Déflagration des sens de Karim Akouche aurait pu s’appeler « dépossession dans tous ses états ». Écrit avec une plume trempée dans la vérité crue, dans un style nouveau, sans artifices, ce livre ne laisserait aucun lecteur indifférent. Le récit repose sur un monologue endiablé, avec pour auditeur un ami qui n’intervient que pour ponctuer les déclarations, et à qui il incombe d’enregistrer toute la narration. Il ne faut surtout pas essayer de cloîtrer cette œuvre dans un genre précis puisqu’elle fusionne poésie, prose et essai au vitriol. Karim Akouche use de sa plume dans une trame tantôt en prose, tantôt en vers, souvent en larmes.

Dans ces déambulations dans les méandres de la vie à l’algérienne et avec un style philosopho-trasho-comique, Karim Akouche rejoint le cercle restreint des poètes audacieux, les Miller, Bukowski et Carver et autres écrivains « dégueulasses ».

Très près de la mère qu’il positionne comme le noyau de son peuple, l’auteur  tend un bras d’honneur aux conventions, aux traditions, aux bien-pensants et aux culs-bénits. Il pourfend la fausse histoire et fait le procès  des croyances asservissantes. Il fait du droit à la pensée un droit inaliénable. Ce droit de penser qui englobe le droit au blasphème.

Pendant que les hyènes d’Alger, pour acheter la paix sociale, gratifient les jeunes de rares gouttelettes de l’argent du pétrole, l’auteur appelle à une tabula rasa. Une sorte de ‘’il est interdit d’interdire’’ ou il faut tout refaire depuis le début.
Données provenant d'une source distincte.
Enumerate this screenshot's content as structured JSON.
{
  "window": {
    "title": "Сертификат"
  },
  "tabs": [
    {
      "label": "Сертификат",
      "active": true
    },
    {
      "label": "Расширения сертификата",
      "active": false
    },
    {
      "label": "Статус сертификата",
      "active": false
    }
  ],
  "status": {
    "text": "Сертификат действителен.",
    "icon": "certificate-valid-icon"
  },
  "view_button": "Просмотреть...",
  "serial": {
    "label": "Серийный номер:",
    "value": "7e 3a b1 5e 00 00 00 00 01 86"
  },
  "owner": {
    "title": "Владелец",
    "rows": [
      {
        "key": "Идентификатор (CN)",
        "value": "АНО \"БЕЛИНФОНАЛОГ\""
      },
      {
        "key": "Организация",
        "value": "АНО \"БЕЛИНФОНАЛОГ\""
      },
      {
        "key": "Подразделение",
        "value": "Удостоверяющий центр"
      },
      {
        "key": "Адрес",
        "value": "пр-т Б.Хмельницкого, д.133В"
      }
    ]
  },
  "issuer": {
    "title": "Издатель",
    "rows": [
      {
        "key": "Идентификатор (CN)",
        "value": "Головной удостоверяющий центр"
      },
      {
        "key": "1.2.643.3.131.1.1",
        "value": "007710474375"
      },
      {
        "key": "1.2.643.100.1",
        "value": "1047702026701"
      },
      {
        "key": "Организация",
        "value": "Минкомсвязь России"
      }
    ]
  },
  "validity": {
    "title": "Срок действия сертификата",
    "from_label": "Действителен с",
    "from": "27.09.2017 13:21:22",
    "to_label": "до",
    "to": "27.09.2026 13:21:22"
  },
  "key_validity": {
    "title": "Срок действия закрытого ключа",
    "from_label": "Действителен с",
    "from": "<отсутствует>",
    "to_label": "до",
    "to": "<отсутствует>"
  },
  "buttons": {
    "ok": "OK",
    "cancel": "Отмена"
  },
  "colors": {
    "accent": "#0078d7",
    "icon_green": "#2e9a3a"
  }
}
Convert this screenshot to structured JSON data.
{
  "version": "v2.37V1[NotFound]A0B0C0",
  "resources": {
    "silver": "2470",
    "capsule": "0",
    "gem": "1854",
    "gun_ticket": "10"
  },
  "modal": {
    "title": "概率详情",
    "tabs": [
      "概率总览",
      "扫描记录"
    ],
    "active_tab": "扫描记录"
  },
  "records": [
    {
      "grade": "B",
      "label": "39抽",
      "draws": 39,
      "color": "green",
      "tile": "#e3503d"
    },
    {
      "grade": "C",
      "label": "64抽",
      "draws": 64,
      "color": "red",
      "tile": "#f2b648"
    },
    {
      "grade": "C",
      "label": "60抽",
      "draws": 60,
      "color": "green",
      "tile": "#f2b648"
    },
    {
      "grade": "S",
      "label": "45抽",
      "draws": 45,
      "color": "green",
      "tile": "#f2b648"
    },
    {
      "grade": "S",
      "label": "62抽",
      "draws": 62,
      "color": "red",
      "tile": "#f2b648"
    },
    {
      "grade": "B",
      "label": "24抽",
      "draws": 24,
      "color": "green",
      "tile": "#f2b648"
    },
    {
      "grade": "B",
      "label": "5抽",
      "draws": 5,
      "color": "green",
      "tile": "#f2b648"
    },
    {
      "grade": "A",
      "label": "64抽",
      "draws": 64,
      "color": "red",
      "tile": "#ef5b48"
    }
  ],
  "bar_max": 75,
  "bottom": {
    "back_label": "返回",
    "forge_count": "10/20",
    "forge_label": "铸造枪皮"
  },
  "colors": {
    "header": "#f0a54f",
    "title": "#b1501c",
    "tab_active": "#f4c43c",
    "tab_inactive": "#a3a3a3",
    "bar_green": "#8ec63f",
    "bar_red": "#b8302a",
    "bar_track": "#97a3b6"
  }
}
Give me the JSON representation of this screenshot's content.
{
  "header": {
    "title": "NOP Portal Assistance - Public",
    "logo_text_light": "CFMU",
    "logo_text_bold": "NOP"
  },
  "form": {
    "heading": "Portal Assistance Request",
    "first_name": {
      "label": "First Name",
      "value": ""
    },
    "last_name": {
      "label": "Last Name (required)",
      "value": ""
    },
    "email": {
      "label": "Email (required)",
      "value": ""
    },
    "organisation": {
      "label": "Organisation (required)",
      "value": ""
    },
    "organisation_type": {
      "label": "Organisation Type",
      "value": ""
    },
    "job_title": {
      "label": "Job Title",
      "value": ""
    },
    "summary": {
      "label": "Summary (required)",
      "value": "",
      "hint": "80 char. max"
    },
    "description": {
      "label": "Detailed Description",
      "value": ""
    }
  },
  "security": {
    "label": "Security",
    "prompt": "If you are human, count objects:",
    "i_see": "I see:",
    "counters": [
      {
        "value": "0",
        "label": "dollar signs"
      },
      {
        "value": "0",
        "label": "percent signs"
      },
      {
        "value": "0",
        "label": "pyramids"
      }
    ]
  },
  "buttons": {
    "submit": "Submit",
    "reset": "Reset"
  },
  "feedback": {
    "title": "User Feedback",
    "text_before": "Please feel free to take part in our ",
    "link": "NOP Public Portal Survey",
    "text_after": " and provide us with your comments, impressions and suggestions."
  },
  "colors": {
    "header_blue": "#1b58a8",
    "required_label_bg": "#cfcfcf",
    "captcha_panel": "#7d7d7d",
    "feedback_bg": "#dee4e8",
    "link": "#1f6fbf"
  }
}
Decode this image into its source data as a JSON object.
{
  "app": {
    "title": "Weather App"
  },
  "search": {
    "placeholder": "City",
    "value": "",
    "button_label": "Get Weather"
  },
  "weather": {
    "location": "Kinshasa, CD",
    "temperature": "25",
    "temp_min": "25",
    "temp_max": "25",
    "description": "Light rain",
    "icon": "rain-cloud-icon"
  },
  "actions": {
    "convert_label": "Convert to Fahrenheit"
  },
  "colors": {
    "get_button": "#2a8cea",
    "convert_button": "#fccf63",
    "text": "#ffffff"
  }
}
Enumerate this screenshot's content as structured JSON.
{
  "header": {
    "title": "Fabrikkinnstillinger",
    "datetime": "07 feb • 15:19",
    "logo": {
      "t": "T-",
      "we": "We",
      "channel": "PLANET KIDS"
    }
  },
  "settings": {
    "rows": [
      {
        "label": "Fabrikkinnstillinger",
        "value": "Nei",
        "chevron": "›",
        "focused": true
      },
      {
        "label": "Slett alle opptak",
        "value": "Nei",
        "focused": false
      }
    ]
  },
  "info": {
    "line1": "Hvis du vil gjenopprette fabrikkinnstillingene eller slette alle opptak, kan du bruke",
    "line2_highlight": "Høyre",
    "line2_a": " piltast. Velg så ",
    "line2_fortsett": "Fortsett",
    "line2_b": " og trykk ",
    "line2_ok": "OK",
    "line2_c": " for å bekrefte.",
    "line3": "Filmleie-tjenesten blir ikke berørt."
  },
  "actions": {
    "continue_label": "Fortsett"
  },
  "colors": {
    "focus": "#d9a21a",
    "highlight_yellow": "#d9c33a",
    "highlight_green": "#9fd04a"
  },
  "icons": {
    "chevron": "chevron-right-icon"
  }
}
L’histoire est racontée avec de nombreux retours en arrière, qui promènent le lecteur de la Kabylie à Alger, d’Alger à Paris, puis à Bruxelles, en passant par Toulouse et Moissac (petite ville où est enterré le barde Slimane Azem). L’étudiant, qui ne pouvait concilier études et job, est vite devenu un sans-papiers exploité par des employeurs véreux et se retrouve traqué par les polices européennes.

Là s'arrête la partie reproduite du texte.